Weibo AI delivered a surprising result
A 3 billion parameter model that beats Claude Opus 4.5, DeepSeek V3.2, and Gemini 3 Pro on math reasoning and code generation. This isn't a slide deck number game — the paper is on arXiv, weights are on Hugging Face, and 375 upvotes with 198 comments on Hacker News confirm the community is taking it seriously.
The model is called VibeThinker-3B, from Weibo AI (微博AI). Paper: arXiv:2606.16140.
The benchmark numbers
| Benchmark | VibeThinker-3B | Notes |
|---|---|---|
| AIME26 | 94.3 (97.1 with claim-level test-time scaling) | American Invitational Math Exam 2026 |
| LiveCodeBench v6 | 80.2 Pass@1 | Live coding benchmark |
| LeetCode (unseen contests) | 96.1% acceptance rate | Post-training-cutoff problems |
| IFEval | 93.4 | Instruction following |
94.3 on AIME26 puts it in the same range as models with 100x-1000x more parameters. That's unusual.
How it works: the Spectrum-to-Signal paradigm
The approach has three stages:
- Curriculum-based supervised fine-tuning (SFT) — staged training by difficulty, not dumping all data at once
- Multi-domain reinforcement learning — RL optimization across math and code simultaneously
- Offline self-distillation — the model distills more refined reasoning paths from its own outputs
The team also proposes the Parametric Compression-Coverage Hypothesis: verifiable reasoning (math proofs, code) can be compressed into compact "reasoning cores," while open-domain knowledge needs broad parameter coverage. Small reasoning models aren't cheap substitutes for large ones — they're a complementary path.
Community reaction
198 HN comments reflect a mix of excitement and skepticism.
One user described it as "a smart person who doesn't know anything about a given topic, but with the ability to learn." Accurate — VibeThinker-3B can't write encyclopedic articles or orchestrate APIs, but give it a math problem or coding challenge and it produces solid reasoning chains.
RTX 3090 owners (24GB VRAM) confirmed it runs locally via vLLM. Some are already testing it for source code security review. Others found it useless at hunting security bugs — on a benchmark built from Mythos-discovered vulnerabilities, it found zero.
A key limitation from the official model card: this model was not trained on tool-calling or agent-based data. Not recommended for function calling, API orchestration, or autonomous coding agents. It's a pure reasoning model.
The Qwen2.5 base model was noted as "ancient by LLM standards," suggesting better results might be possible with newer foundations.
Comparison with peers
| Model | Parameters | Focus |
|---|---|---|
| VibeThinker-3B | 3B | Pure reasoning (math + code) |
| DeepSeek V3.2 | 671B (MoE) | General purpose |
| GLM-5 | Tens of billions | General (Chinese-optimized) |
| Gemini 3 Pro | Undisclosed | General multimodal |
| Claude Opus 4.5 | Undisclosed | General (Anthropic flagship) |
Two to three orders of magnitude fewer parameters, matching or beating on specific benchmarks — that's a meaningful signal.
Limitations
- No tool calling or agent support — can't function as a general assistant
- Python-heavy — community tests show best results on Python; other languages may underperform
- Benchmark vs real-world gap — VentureBeat's headline was "the AI world arguing over benchmarks again"
- Aging base model — Qwen2.5 isn't the latest open-source foundation
How to use it
Weights are on Hugging Face: WeiboAI/VibeThinker-3B. Deploy via vLLM or similar inference frameworks.

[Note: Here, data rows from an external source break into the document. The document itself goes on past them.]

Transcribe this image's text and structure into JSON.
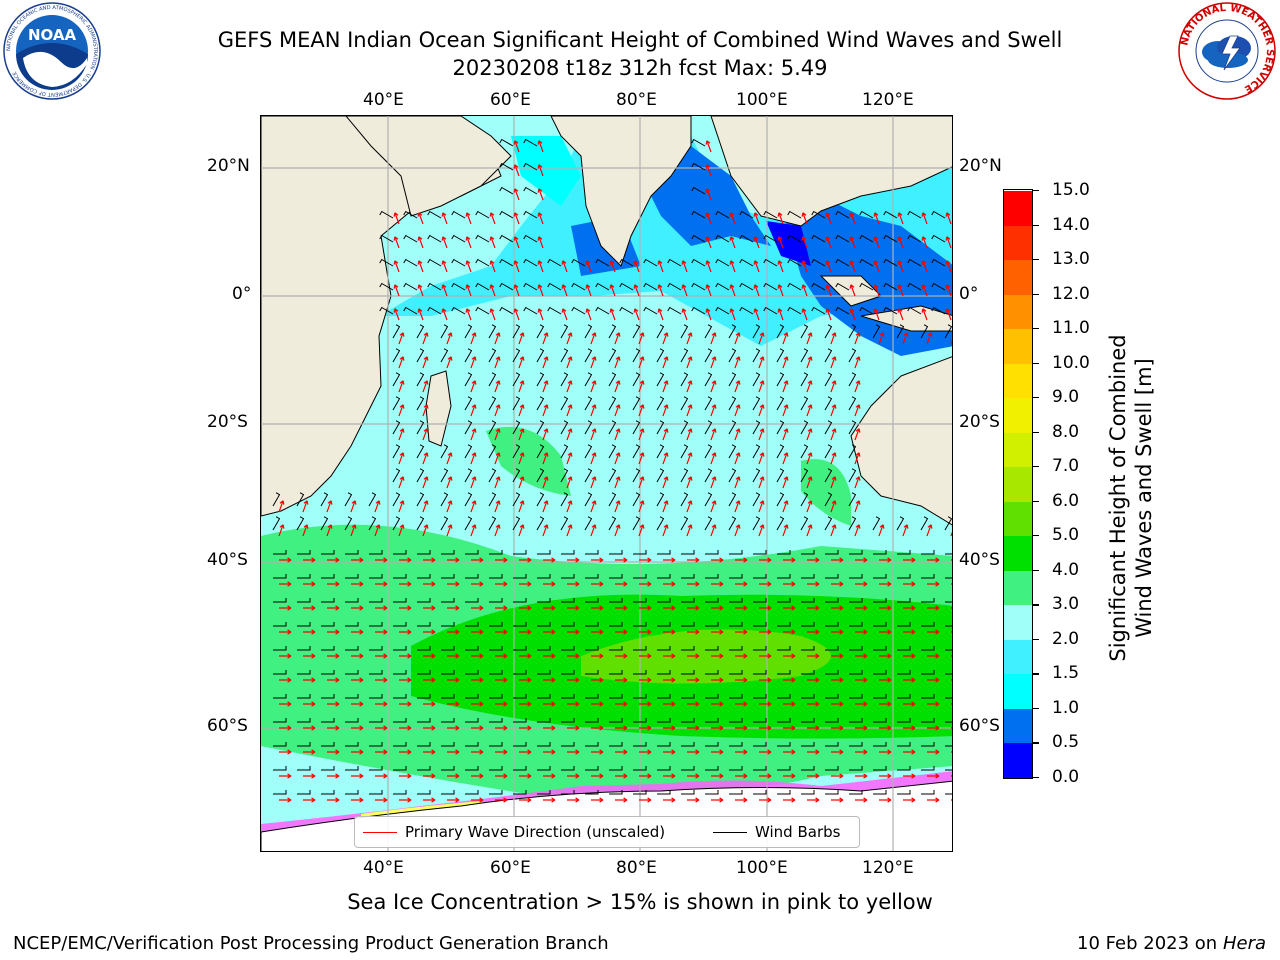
{
  "title": {
    "line1": "GEFS MEAN Indian Ocean Significant Height of Combined Wind Waves and Swell",
    "line2": "20230208 t18z 312h fcst   Max: 5.49"
  },
  "map": {
    "lon_ticks": [
      "40°E",
      "60°E",
      "80°E",
      "100°E",
      "120°E"
    ],
    "lat_ticks": [
      "20°N",
      "0°",
      "20°S",
      "40°S",
      "60°S"
    ],
    "note": "Sea Ice Concentration > 15% is shown in pink to yellow"
  },
  "legend": {
    "wave_label": "Primary Wave Direction (unscaled)",
    "wind_label": "Wind Barbs"
  },
  "colorbar": {
    "label_line1": "Significant Height of Combined",
    "label_line2": "Wind Waves and Swell [m]",
    "ticks": [
      "0.0",
      "0.5",
      "1.0",
      "1.5",
      "2.0",
      "3.0",
      "4.0",
      "5.0",
      "6.0",
      "7.0",
      "8.0",
      "9.0",
      "10.0",
      "11.0",
      "12.0",
      "13.0",
      "14.0",
      "15.0"
    ],
    "colors": [
      "#0000ff",
      "#0070f0",
      "#00ffff",
      "#40f0ff",
      "#a0fff8",
      "#40f080",
      "#00e000",
      "#60e000",
      "#a8e800",
      "#d0f000",
      "#f0f000",
      "#ffe000",
      "#ffc000",
      "#ff9000",
      "#ff6000",
      "#ff3000",
      "#ff0000"
    ]
  },
  "footer": {
    "left": "NCEP/EMC/Verification Post Processing Product Generation Branch",
    "date": "10 Feb 2023 on",
    "host": "Hera"
  },
  "logos": {
    "noaa_text": "NOAA",
    "noaa_ring": "NATIONAL OCEANIC AND ATMOSPHERIC ADMINISTRATION · U.S. DEPARTMENT OF COMMERCE",
    "nws_ring": "NATIONAL WEATHER SERVICE"
  }
}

Recommended: at least 24GB VRAM. Best suited for verifiable tasks like math reasoning and code generation, not general chatbot use.

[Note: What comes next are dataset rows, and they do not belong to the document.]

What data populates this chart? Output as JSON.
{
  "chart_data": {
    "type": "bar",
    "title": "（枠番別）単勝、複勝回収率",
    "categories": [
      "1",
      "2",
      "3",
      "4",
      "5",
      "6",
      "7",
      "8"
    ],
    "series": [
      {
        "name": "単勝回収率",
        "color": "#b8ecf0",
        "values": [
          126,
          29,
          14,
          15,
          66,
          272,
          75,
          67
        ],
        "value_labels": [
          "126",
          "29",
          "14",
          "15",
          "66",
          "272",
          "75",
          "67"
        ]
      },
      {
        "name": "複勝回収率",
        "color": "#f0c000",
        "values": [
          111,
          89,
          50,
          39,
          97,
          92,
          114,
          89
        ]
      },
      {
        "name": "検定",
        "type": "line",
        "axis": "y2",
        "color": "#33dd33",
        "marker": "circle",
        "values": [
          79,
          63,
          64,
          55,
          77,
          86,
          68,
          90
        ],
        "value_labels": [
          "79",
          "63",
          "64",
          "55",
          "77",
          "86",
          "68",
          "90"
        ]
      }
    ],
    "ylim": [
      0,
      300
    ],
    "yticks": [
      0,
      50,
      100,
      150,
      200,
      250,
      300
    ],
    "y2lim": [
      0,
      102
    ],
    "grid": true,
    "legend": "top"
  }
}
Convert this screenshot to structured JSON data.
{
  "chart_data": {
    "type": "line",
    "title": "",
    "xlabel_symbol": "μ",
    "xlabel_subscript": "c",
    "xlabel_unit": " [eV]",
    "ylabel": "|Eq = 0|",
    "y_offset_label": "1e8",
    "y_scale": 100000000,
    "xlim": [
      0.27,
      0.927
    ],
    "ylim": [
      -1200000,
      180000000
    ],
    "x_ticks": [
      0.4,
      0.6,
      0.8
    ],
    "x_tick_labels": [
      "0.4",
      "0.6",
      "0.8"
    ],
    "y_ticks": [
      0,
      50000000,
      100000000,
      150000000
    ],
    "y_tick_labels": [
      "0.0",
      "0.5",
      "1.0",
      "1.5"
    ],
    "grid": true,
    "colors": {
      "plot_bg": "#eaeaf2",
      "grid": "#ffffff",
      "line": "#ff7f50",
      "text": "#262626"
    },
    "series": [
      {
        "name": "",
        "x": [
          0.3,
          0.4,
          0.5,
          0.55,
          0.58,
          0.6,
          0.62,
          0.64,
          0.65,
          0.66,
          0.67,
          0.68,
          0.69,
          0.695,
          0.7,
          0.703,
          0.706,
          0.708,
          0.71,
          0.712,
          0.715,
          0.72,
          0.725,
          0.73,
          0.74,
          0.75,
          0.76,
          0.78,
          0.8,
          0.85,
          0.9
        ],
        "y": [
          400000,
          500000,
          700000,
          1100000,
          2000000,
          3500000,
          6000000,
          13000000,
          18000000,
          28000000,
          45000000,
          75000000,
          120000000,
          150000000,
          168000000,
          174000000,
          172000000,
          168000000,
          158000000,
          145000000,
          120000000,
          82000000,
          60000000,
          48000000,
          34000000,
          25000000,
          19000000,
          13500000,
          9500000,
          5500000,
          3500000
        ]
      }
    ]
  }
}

GitHub: https://github.com/WeiboAI/VibeThinker arXiv paper: https://arxiv.org/abs/2606.16140
The bigger picture
The most interesting thing about VibeThinker-3B isn't the scores — it's the thesis behind it: reasoning ability and knowledge volume can be decoupled. If this holds, we might see more "small but sharp" reasoning models paired with tool use to fill knowledge gaps. 3B parameters for reasoning, search engines or RAG for facts. That combo could be more efficient than simply scaling up.